4. While there was ample evidence to hold Brown criminally responsible for the collision and any resulting death and injuries, the state, except for two of the deceased parties (Stanley Grier and James A. Grier) failed to show that the parties named in Counts 1, 2, 5, 6, and 7 were in the Buick Station Wagon or died as the result of injuries received in this collision. While there was ample evidence that after people were in the Buick and possibly that some were dead at the scene, none of these was identified by the evidence. While the physician who saw and treated some people who were brought into the hospital identified them by name, and they were the same names as in Counts 1, 2, 5, 6 and 7 of the indictment, there was no evidence they were in the Buick or that they were injured in the collision between the Buick and the Ford. And although this same physician at the hospital testified their injuries, from which they died, were in his opinion caused by an auto collision, there was no evidence that this was the only collision or accident from which people were carried to the hospital. On the contrary, there was evidence by a state trooper that people from other accidents were being brought in to the same hospital. The only connection, therefore, is the similarity of names and that they were injured in an automobile collision. While the attorney for the defendant, in his opening statement to the jury, stated in substance that these particular named individuals were killed in this collision, this was but a statement of what he expected the evidence to show. Without proof of the corpus delicti as to these counts of the indictment, a conviction is unauthorized. Tatum v. State, 1 Ga. App. 778 (57 SE 956); Williams v. State, 125 Ga. 741 (54 SE 661); Bines v. State, 118 Ga. 320 (45 SE 376); Brown v. State, 15 Ga. App. 484 (83 SE 890); Edwards v. State, 213 Ga. 552 (100 SE2d 172). Even if the statement of defendant's attorney be construed as an admission, the corpus delicti must be independently proven. See Williams v. State, 96 Ga. App. 833 (101 SE2d 747).
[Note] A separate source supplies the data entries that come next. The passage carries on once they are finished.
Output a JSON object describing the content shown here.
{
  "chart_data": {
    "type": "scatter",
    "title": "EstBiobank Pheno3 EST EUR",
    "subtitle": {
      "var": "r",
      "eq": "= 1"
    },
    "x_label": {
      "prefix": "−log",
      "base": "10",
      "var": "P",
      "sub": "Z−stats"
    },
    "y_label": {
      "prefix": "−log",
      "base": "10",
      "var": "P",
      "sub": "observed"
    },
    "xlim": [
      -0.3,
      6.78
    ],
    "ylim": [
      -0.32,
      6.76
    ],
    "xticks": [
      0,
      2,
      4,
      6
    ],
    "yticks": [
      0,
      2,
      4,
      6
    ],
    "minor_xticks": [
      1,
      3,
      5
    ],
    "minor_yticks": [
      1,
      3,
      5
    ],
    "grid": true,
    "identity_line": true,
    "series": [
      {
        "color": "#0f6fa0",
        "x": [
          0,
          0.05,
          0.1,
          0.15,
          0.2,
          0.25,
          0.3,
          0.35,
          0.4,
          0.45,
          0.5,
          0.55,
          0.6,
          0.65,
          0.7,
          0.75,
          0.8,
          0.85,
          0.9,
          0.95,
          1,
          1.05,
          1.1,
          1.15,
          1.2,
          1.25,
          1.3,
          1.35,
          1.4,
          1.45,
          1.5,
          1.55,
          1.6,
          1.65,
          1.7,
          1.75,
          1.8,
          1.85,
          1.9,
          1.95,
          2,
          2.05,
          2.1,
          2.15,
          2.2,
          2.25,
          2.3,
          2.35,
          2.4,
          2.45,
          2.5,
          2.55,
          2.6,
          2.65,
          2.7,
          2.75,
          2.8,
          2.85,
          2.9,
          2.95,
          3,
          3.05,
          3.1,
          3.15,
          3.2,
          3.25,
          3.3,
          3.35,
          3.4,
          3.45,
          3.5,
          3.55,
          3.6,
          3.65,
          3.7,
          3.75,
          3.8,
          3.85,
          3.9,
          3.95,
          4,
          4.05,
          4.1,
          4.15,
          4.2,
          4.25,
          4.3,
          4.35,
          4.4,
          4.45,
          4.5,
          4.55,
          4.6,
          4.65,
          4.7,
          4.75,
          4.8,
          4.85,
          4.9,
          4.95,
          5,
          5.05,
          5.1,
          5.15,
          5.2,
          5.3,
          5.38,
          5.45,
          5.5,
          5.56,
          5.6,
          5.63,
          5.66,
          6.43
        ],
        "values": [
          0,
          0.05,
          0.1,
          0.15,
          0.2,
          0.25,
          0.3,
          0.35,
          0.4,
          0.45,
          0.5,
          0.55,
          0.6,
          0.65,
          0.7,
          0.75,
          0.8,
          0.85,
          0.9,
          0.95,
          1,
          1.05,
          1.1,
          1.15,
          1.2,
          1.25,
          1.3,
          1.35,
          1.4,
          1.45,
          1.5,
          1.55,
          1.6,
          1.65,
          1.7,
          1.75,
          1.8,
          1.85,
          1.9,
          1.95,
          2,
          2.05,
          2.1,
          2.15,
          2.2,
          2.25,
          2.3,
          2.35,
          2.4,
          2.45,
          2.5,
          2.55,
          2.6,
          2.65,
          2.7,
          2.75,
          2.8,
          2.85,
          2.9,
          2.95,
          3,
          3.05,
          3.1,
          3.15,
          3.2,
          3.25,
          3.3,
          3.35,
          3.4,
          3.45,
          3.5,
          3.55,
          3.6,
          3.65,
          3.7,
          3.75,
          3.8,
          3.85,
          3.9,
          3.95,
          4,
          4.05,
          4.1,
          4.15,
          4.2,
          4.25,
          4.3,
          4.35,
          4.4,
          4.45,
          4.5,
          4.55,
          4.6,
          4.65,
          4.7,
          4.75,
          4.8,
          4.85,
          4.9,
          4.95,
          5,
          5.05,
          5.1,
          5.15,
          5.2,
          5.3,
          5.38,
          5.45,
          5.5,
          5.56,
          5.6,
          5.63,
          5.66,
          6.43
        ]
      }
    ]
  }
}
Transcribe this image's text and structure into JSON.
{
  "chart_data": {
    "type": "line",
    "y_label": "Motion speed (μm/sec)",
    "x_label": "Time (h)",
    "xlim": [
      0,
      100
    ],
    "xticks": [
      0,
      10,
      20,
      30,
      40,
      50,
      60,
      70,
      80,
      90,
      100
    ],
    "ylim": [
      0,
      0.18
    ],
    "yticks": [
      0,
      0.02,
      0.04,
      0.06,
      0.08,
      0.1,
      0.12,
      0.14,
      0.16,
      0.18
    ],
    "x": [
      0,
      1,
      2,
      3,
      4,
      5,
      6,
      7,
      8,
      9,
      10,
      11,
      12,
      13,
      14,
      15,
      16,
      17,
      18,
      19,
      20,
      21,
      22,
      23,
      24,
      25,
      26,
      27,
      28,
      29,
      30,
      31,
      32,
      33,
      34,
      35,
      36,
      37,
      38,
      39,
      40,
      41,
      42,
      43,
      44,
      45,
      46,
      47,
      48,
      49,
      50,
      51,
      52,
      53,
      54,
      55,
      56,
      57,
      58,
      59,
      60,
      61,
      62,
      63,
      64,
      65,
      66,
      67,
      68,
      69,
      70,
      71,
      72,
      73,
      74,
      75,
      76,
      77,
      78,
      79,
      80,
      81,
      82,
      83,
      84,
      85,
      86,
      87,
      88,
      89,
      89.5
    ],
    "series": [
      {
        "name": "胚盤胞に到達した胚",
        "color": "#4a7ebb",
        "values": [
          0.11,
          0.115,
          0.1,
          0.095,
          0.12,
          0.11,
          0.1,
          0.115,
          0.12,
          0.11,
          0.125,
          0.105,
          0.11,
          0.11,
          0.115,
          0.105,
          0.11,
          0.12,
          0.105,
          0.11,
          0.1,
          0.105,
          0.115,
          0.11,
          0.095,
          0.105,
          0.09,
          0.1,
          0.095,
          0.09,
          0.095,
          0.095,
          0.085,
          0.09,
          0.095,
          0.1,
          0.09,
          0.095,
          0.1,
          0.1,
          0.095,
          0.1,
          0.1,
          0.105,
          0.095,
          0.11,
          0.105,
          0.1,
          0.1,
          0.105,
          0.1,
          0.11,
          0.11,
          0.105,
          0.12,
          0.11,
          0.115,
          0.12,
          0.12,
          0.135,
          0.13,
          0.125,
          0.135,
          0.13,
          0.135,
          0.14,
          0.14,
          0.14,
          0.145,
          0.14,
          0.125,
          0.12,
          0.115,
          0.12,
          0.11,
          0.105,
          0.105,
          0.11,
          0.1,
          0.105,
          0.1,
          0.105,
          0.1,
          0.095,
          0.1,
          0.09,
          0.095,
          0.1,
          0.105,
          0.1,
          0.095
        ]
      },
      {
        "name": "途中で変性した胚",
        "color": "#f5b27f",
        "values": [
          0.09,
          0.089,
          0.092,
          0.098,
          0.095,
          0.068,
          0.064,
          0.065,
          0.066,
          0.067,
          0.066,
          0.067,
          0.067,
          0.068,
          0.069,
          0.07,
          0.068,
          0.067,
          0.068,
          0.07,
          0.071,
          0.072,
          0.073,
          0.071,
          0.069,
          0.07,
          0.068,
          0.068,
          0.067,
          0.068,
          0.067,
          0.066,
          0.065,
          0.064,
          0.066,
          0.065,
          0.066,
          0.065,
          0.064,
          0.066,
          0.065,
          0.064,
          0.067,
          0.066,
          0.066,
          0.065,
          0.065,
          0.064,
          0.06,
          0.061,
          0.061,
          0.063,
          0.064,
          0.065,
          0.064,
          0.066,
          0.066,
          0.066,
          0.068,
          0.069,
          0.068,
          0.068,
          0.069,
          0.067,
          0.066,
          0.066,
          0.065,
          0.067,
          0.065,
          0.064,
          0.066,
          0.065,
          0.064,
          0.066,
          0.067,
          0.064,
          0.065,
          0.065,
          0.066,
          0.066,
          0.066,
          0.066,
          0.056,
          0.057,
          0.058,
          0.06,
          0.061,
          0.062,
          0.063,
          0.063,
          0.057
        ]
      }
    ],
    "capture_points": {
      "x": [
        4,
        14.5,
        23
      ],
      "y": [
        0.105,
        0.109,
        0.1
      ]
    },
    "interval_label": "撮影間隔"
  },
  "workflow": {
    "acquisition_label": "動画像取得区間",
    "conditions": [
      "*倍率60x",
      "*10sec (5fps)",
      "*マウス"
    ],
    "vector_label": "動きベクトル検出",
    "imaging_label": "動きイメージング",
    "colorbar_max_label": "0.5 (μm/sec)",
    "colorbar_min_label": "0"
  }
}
5. Where one is charged with the homicide of different people in different counts and is found guilty on each count, he may be sentenced separately on each count to run consecutively for the reason that the killing of different persons constitutes separate crimes even though done at the same time with one stroke of the same death-dealing instrument. While the stroke was one transaction, the killing of different persons with that stroke constitutes several criminal transactions. We do not have here a lesser and a greater offense situation (Mobley v. State, 101 Ga. App. 317 (113 SE2d 654)) or varying degrees of the same crime (Davis v. State, 100 Ga. App. 308 (111 SE2d 116)), or the same crime committed in various ways. See Tooke v. State, 4 Ga. App. 495, 503 (61 SE 917). As is stated in Code 26-506 (a): "When the same conduct of an accused may establish the commission of more than one crime, the accused may be prosecuted for each crime." None of the remaining provisions of paragraph (a) apply to the present case, as neither of the crimes of murder is included in the other, nor do the several crimes of murder differ only in that one is designed to prohibit a designated kind of conduct generally and the other to prohibit a specific instance of such conduct.
6. For the reasons given, the judgments of conviction and sentence as to Counts 1, 2, 5, 6 and 7 of the indictment are reversed, and the judgments of conviction and sentence as to Counts 3 and 4 are affirmed.
Jeff C. Wayne, District Attorney, Robert W. Lawson, Jr., for appellee.
Smith & Millikan, Troy R. Millikan, for appellant.